The name of the company, created from two words: Optimal and Maxima. The company has shown a ton of productivity since their establishment in 2002. In the first year of production, Optoma launched the world’s first 65-inch DLP projection television and won the CES Innovations Award in 2003. In 2005, they announced the world’s first all-in-one DVD projector, the MovieTime™. In 2016, at Infocomm, Optoma announced the world’s first 4K UHD ultra-short throw laser projector. With the help of Texas Instruments’ DLP projection technology, Optoma became one of the quickest growing designers and manufacturers for home, business, and professional display solutions.

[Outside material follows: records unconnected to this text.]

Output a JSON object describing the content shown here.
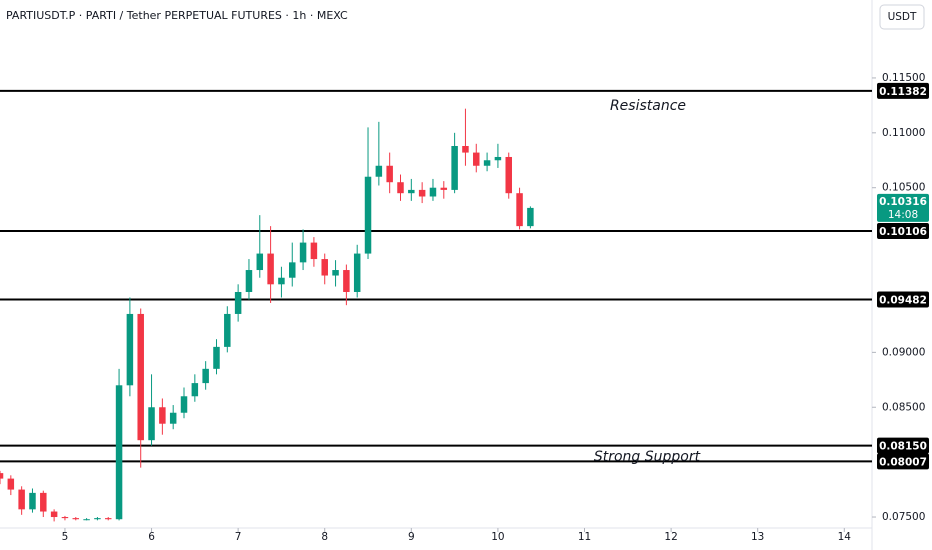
{
  "header": {
    "title": "PARTIUSDT.P · PARTI / Tether PERPETUAL FUTURES · 1h · MEXC",
    "currency_button": "USDT"
  },
  "chart_data": {
    "type": "candlestick",
    "x": [
      4.25,
      4.375,
      4.5,
      4.625,
      4.75,
      4.875,
      5.0,
      5.125,
      5.25,
      5.375,
      5.5,
      5.625,
      5.75,
      5.875,
      6.0,
      6.125,
      6.25,
      6.375,
      6.5,
      6.625,
      6.75,
      6.875,
      7.0,
      7.125,
      7.25,
      7.375,
      7.5,
      7.625,
      7.75,
      7.875,
      8.0,
      8.125,
      8.25,
      8.375,
      8.5,
      8.625,
      8.75,
      8.875,
      9.0,
      9.125,
      9.25,
      9.375,
      9.5,
      9.625,
      9.75,
      9.875,
      10.0,
      10.125,
      10.25,
      10.375
    ],
    "open": [
      0.079,
      0.0785,
      0.0775,
      0.0757,
      0.0772,
      0.0755,
      0.075,
      0.0749,
      0.0748,
      0.0748,
      0.0749,
      0.0748,
      0.087,
      0.0935,
      0.082,
      0.085,
      0.0835,
      0.0845,
      0.086,
      0.0872,
      0.0885,
      0.0905,
      0.0935,
      0.0955,
      0.0975,
      0.099,
      0.0962,
      0.0968,
      0.0982,
      0.1,
      0.0985,
      0.097,
      0.0975,
      0.0955,
      0.099,
      0.106,
      0.107,
      0.1055,
      0.1045,
      0.1048,
      0.1042,
      0.105,
      0.1048,
      0.1088,
      0.1082,
      0.107,
      0.1075,
      0.1078,
      0.1045,
      0.1015
    ],
    "high": [
      0.0792,
      0.0788,
      0.0778,
      0.0776,
      0.0774,
      0.0757,
      0.0751,
      0.075,
      0.0749,
      0.075,
      0.075,
      0.0885,
      0.095,
      0.094,
      0.088,
      0.0858,
      0.0852,
      0.0868,
      0.088,
      0.0892,
      0.0912,
      0.0942,
      0.0962,
      0.0985,
      0.1025,
      0.1015,
      0.0978,
      0.1,
      0.1012,
      0.1005,
      0.099,
      0.0984,
      0.098,
      0.0998,
      0.1105,
      0.111,
      0.1082,
      0.1062,
      0.1058,
      0.1055,
      0.1058,
      0.1056,
      0.11,
      0.1122,
      0.109,
      0.1082,
      0.109,
      0.1082,
      0.105,
      0.1033
    ],
    "low": [
      0.078,
      0.077,
      0.0752,
      0.0754,
      0.075,
      0.0746,
      0.0747,
      0.0747,
      0.0747,
      0.0747,
      0.0747,
      0.0747,
      0.086,
      0.0795,
      0.0815,
      0.0825,
      0.083,
      0.084,
      0.0855,
      0.0866,
      0.088,
      0.09,
      0.0928,
      0.0948,
      0.0968,
      0.0945,
      0.095,
      0.096,
      0.0975,
      0.0978,
      0.0962,
      0.096,
      0.0943,
      0.095,
      0.0985,
      0.1052,
      0.1045,
      0.1038,
      0.1038,
      0.1036,
      0.1038,
      0.104,
      0.1045,
      0.107,
      0.1064,
      0.1065,
      0.1068,
      0.104,
      0.1012,
      0.1013
    ],
    "close": [
      0.0785,
      0.0775,
      0.0757,
      0.0772,
      0.0755,
      0.075,
      0.0749,
      0.0748,
      0.0748,
      0.0749,
      0.0748,
      0.087,
      0.0935,
      0.082,
      0.085,
      0.0835,
      0.0845,
      0.086,
      0.0872,
      0.0885,
      0.0905,
      0.0935,
      0.0955,
      0.0975,
      0.099,
      0.0962,
      0.0968,
      0.0982,
      0.1,
      0.0985,
      0.097,
      0.0975,
      0.0955,
      0.099,
      0.106,
      0.107,
      0.1055,
      0.1045,
      0.1048,
      0.1042,
      0.105,
      0.1048,
      0.1088,
      0.1082,
      0.107,
      0.1075,
      0.1078,
      0.1045,
      0.1015,
      0.10316
    ],
    "up_color": "#089981",
    "down_color": "#f23645",
    "xlim": [
      4.25,
      14.32
    ],
    "ylim": [
      0.074,
      0.1221
    ],
    "xticks": [
      5,
      6,
      7,
      8,
      9,
      10,
      11,
      12,
      13,
      14
    ],
    "yticks": [
      {
        "value": 0.115,
        "label": "0.11500"
      },
      {
        "value": 0.11,
        "label": "0.11000"
      },
      {
        "value": 0.105,
        "label": "0.10500"
      },
      {
        "value": 0.09,
        "label": "0.09000"
      },
      {
        "value": 0.085,
        "label": "0.08500"
      },
      {
        "value": 0.075,
        "label": "0.07500"
      }
    ],
    "levels": [
      0.11382,
      0.10106,
      0.09482,
      {
        "value": 0.0815,
        "label": "0.08150"
      },
      0.08007
    ],
    "level_color": "#000000",
    "annotations": [
      "Resistance",
      "Strong Support"
    ],
    "last_price": 0.10316,
    "countdown": "14:08"
  }
}
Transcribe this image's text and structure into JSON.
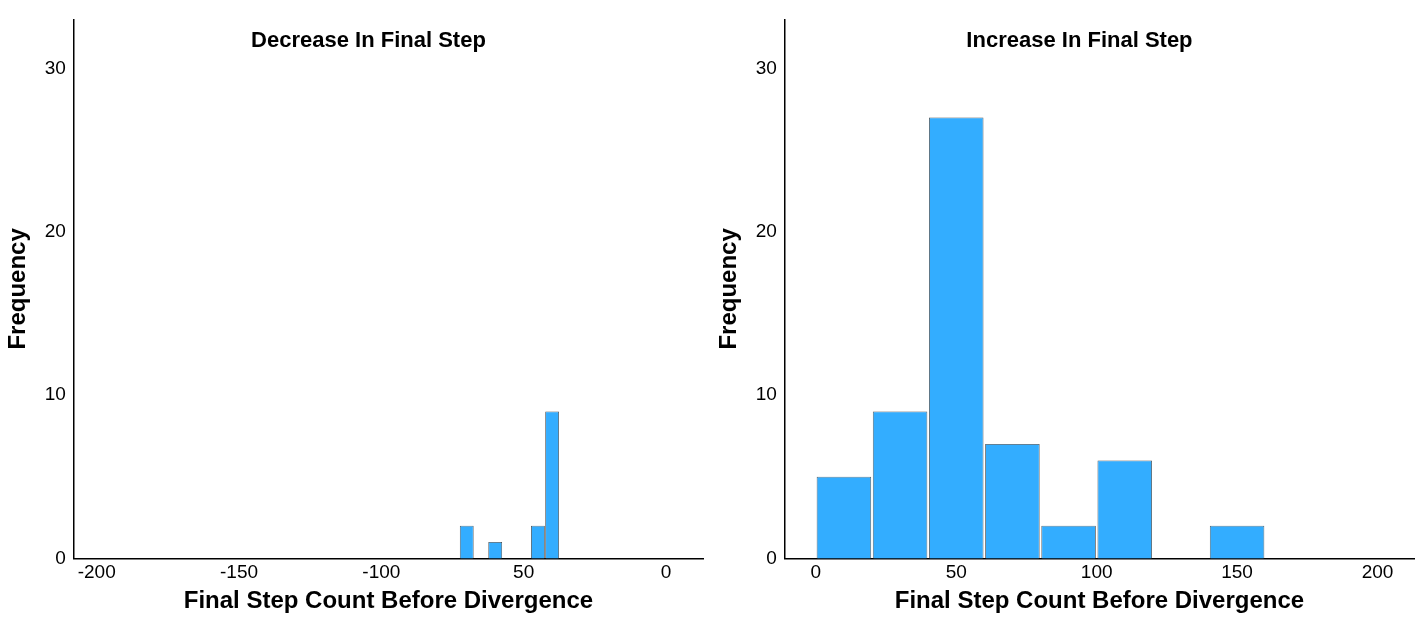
{
  "chart_data": [
    {
      "type": "histogram",
      "title": "Decrease In Final Step",
      "xlabel": "Final Step Count Before Divergence",
      "ylabel": "Frequency",
      "bins": [
        -72.5,
        -67.5,
        -62.5,
        -57.5,
        -52.5,
        -47.5,
        -42.5,
        -37.5
      ],
      "values": [
        2,
        0,
        1,
        0,
        0,
        2,
        9
      ],
      "color": "#33adff",
      "xlim": [
        -208,
        13
      ],
      "xticks": [
        -200,
        -150,
        -100,
        {
          "value": -50,
          "label": "50"
        },
        0
      ],
      "ylim": [
        0,
        33
      ],
      "yticks": [
        0,
        10,
        20,
        30
      ],
      "grid": false,
      "legend": false
    },
    {
      "type": "histogram",
      "title": "Increase In Final Step",
      "xlabel": "Final Step Count Before Divergence",
      "ylabel": "Frequency",
      "bins": [
        0,
        20,
        40,
        60,
        80,
        100,
        120,
        140,
        160
      ],
      "values": [
        5,
        9,
        27,
        7,
        2,
        6,
        0,
        2
      ],
      "color": "#33adff",
      "xlim": [
        -11,
        213
      ],
      "xticks": [
        0,
        50,
        100,
        150,
        200
      ],
      "ylim": [
        0,
        33
      ],
      "yticks": [
        0,
        10,
        20,
        30
      ],
      "grid": false,
      "legend": false
    }
  ]
}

The Best of the Best Home Theater Projectors By Brand

In my opinion, the best of the best piece of Epson equipment available from Projector SuperStore would be the Epson PowerLite Home Cinema 5040UBe Wireless 3LCD Projector, including 4K enhancement. Just for starters, it’s wireless, which removes a ton of hassle when setting the projector up, or moving it if you’re deciding to do that. It’s got 3D full HD with an LCD display. The PowerLite Home Cinema 5040UBe also has 2500 lumens and has a native resolution of 1920 by 1080.


  • The World's First Wireless HD Projector with 4K Content Support - revolutionary 4K Enhancement Technology accepts 4K input and supports HDCP 2.2

  • HDR compatible - enjoy HDR content, with an extremely wide range of brightness levels for images bursting with real-life color

  • Bright - ideal for a variety of lighting conditions.

  • Home Cinema 5040UB has:

    • Color Brightness: 2500 lumens

    • White Brightness: 2500 lumens

As far as the piece of Optoma equipment goes - It’s got to be the Optoma UHD65 2200lm 4K DLP Home Theater Projector. This projector looks stylish and produces bright colors with 4K UHD display. It’s capable of delivering extremely sharp images with an acute and high level of detail. It weighs a bit less than the Epson, and it’s native resolution is 3840 by 2160.


  • 4K UHD resolution and HDR compatible

  • Amazing color - accurate Rec.709 colors, 2200 ANSI lumens

  • Fluid viewing - PureMotion frame interpolation

  • Easy installation - vertical lens shift

Overall, Epson’s advanced pixel shifting technology truly allows their projector to bring out quite a spectacular range of color. Optoma’s UHD65 still holds high quality and fantastic images, but the Epson PowerLite will make any motion capture look as though it’s right in front of you. If you’re hosting a slideshow with mainly still images, Optoma’s projector would be your choice.